The Washington Post, Sept. 25, 2019: New U.N. Climate Report: Monumental Change Already Here for World’s Oceans and Frozen Regions

Climate change is already having staggering effects on oceans and ice-filled regions that encompass 80% of the Earth, and future damage from rising seas and melting glaciers is now all but certain, according to a sobering new report from the United Nations.

The warming climate is killing coral reefs, supercharging monster storms and fueling deadly marine heat waves and record losses of sea ice. And Wednesday’s report on the world’s oceans, glaciers, polar regions and ice sheets finds that such effects foreshadow a more catastrophic future as long as greenhouse gas emissions remain unchecked.

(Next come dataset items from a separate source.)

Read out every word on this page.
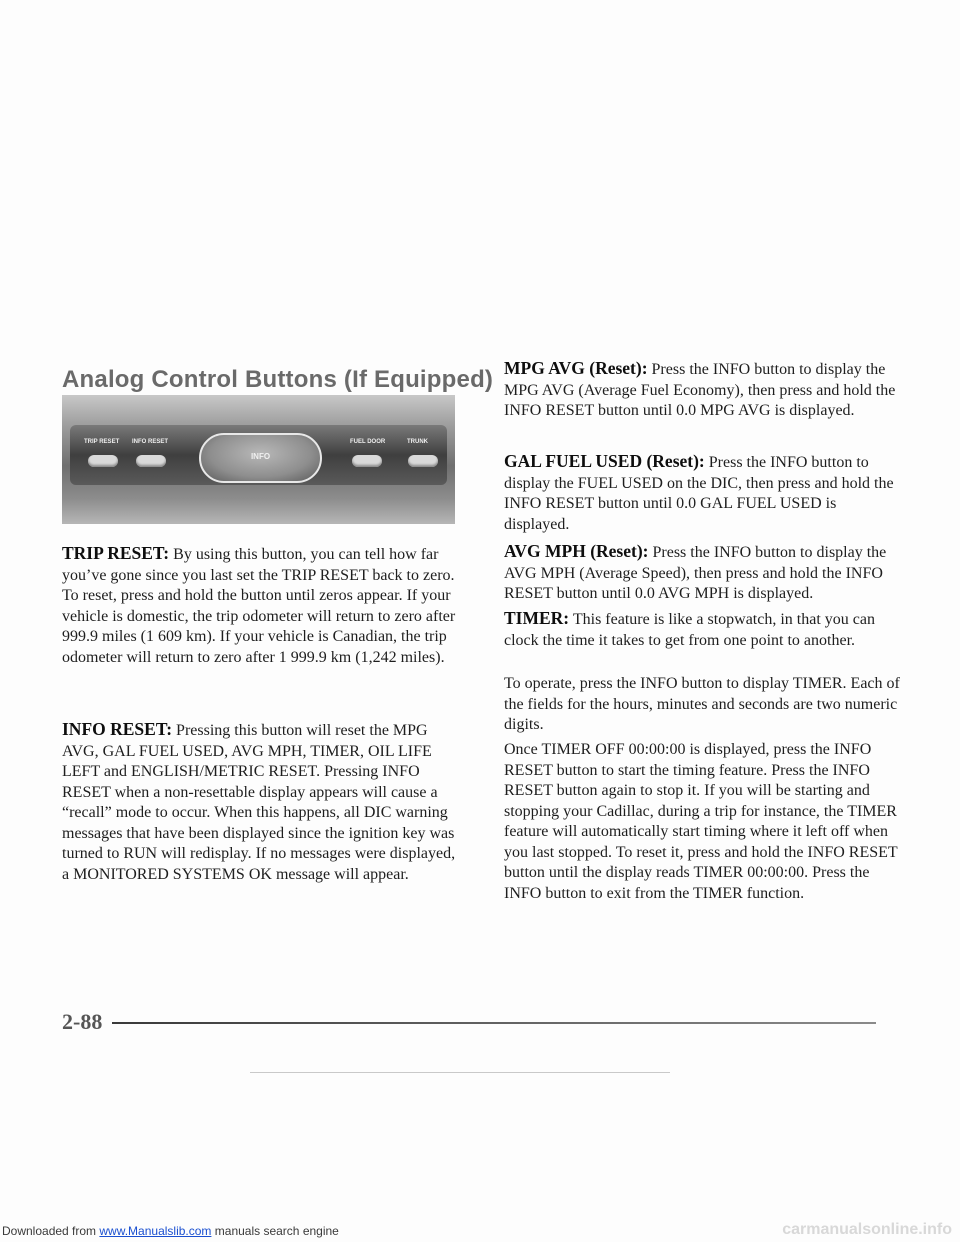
Analog Control Buttons (If Equipped)
TRIP RESET INFO RESET	FUEL DOOR	TRUNK
INFO

TRIP RESET: By using this button, you can tell how far you’ve gone since you last set the TRIP RESET back to zero. To reset, press and hold the button until zeros appear. If your vehicle is domestic, the trip odometer will return to zero after 999.9 miles (1 609 km). If your vehicle is Canadian, the trip odometer will return to zero after 1 999.9 km (1,242 miles).

INFO RESET: Pressing this button will reset the MPG AVG, GAL FUEL USED, AVG MPH, TIMER, OIL LIFE LEFT and ENGLISH/METRIC RESET. Pressing INFO RESET when a non-resettable display appears will cause a “recall” mode to occur. When this happens, all DIC warning messages that have been displayed since the ignition key was turned to RUN will redisplay. If no messages were displayed, a MONITORED SYSTEMS OK message will appear.

MPG AVG (Reset): Press the INFO button to display the MPG AVG (Average Fuel Economy), then press and hold the INFO RESET button until 0.0 MPG AVG is displayed.

GAL FUEL USED (Reset): Press the INFO button to display the FUEL USED on the DIC, then press and hold the INFO RESET button until 0.0 GAL FUEL USED is displayed.

AVG MPH (Reset): Press the INFO button to display the AVG MPH (Average Speed), then press and hold the INFO RESET button until 0.0 AVG MPH is displayed.

TIMER: This feature is like a stopwatch, in that you can clock the time it takes to get from one point to another.

To operate, press the INFO button to display TIMER. Each of the fields for the hours, minutes and seconds are two numeric digits.

Once TIMER OFF 00:00:00 is displayed, press the INFO RESET button to start the timing feature. Press the INFO RESET button again to stop it. If you will be starting and stopping your Cadillac, during a trip for instance, the TIMER feature will automatically start timing where it left off when you last stopped. To reset it, press and hold the INFO RESET button until the display reads TIMER 00:00:00. Press the INFO button to exit from the TIMER function.

2-88
Downloaded from www.Manualslib.com manuals search engine	carmanualsonline.info
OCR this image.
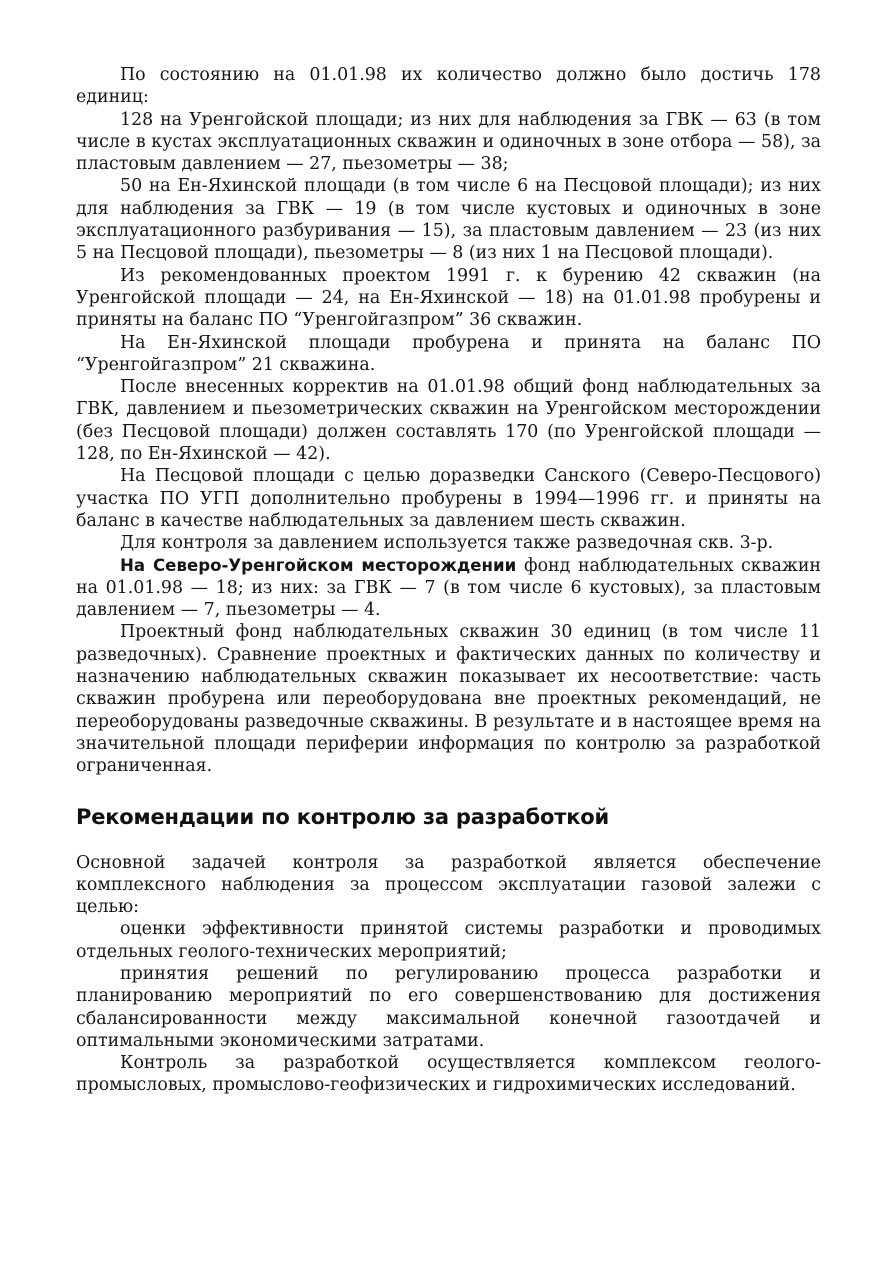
По состоянию на 01.01.98 их количество должно было достичь 178 единиц:

128 на Уренгойской площади; из них для наблюдения за ГВК — 63 (в том числе в кустах эксплуатационных скважин и одиночных в зоне отбора — 58), за пластовым давлением — 27, пьезометры — 38;

50 на Ен-Яхинской площади (в том числе 6 на Песцовой площади); из них для наблюдения за ГВК — 19 (в том числе кустовых и одиночных в зоне эксплуатационного разбуривания — 15), за пластовым давлением — 23 (из них 5 на Песцовой площади), пьезометры — 8 (из них 1 на Песцовой площади).

Из рекомендованных проектом 1991 г. к бурению 42 скважин (на Уренгойской площади — 24, на Ен-Яхинской — 18) на 01.01.98 пробурены и приняты на баланс ПО “Уренгойгазпром” 36 скважин.

На Ен-Яхинской площади пробурена и принята на баланс ПО “Уренгойгазпром” 21 скважина.

После внесенных корректив на 01.01.98 общий фонд наблюдательных за ГВК, давлением и пьезометрических скважин на Уренгойском месторождении (без Песцовой площади) должен составлять 170 (по Уренгойской площади — 128, по Ен-Яхинской — 42).

На Песцовой площади с целью доразведки Санского (Северо-Песцового) участка ПО УГП дополнительно пробурены в 1994—1996 гг. и приняты на баланс в качестве наблюдательных за давлением шесть скважин.

Для контроля за давлением используется также разведочная скв. 3-р.

На Северо-Уренгойском месторождении фонд наблюдательных скважин на 01.01.98 — 18; из них: за ГВК — 7 (в том числе 6 кустовых), за пластовым давлением — 7, пьезометры — 4.

Проектный фонд наблюдательных скважин 30 единиц (в том числе 11 разведочных). Сравнение проектных и фактических данных по количеству и назначению наблюдательных скважин показывает их несоответствие: часть скважин пробурена или переоборудована вне проектных рекомендаций, не переоборудованы разведочные скважины. В результате и в настоящее время на значительной площади периферии информация по контролю за разработкой ограниченная.

Рекомендации по контролю за разработкой

Основной задачей контроля за разработкой является обеспечение комплексного наблюдения за процессом эксплуатации газовой залежи с целью:

оценки эффективности принятой системы разработки и проводимых отдельных геолого-технических мероприятий;

принятия решений по регулированию процесса разработки и планированию мероприятий по его совершенствованию для достижения сбалансированности между максимальной конечной газоотдачей и оптимальными экономическими затратами.

Контроль за разработкой осуществляется комплексом геолого-промысловых, промыслово-геофизических и гидрохимических исследований.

Given current emissions levels, a number of serious effects are essentially unavoidable, says the report of the Intergovernmental Panel on Climate Change (IPCC).

Hundred-year floods will become an annual occurrence by 2050 in some cities and small island nations, according to the IPCC. Several of those cities are in the United States, including its second largest, Los Angeles.

What more evidence do we need?” said Eric Garcetti, LA’s mayor, in response to the report. “These are our streets flooding, these are our homes burning, and in cities, we know this is real, and this is not just about resilience, it’s about adaptability.”

If emissions continue to increase, global sea levels could rise by more than three feet by the end of this century — about 12% higher than the group estimated as recently as 2013. Melting glaciers could harm water supplies, and warming oceans could wreck marine fisheries.

“As a result of excess greenhouse gases in the atmosphere, the ocean today is higher, warmer, more acidic, less productive and holds less oxygen,” said Jane Lubchenco, a former administrator of the National Oceanic and Atmospheric Administration (NOAA). “The conclusion is inescapable: The impacts of climate change on the ocean are well underway. Unless we take very serious action very soon, these impacts will get worse — much, much worse.”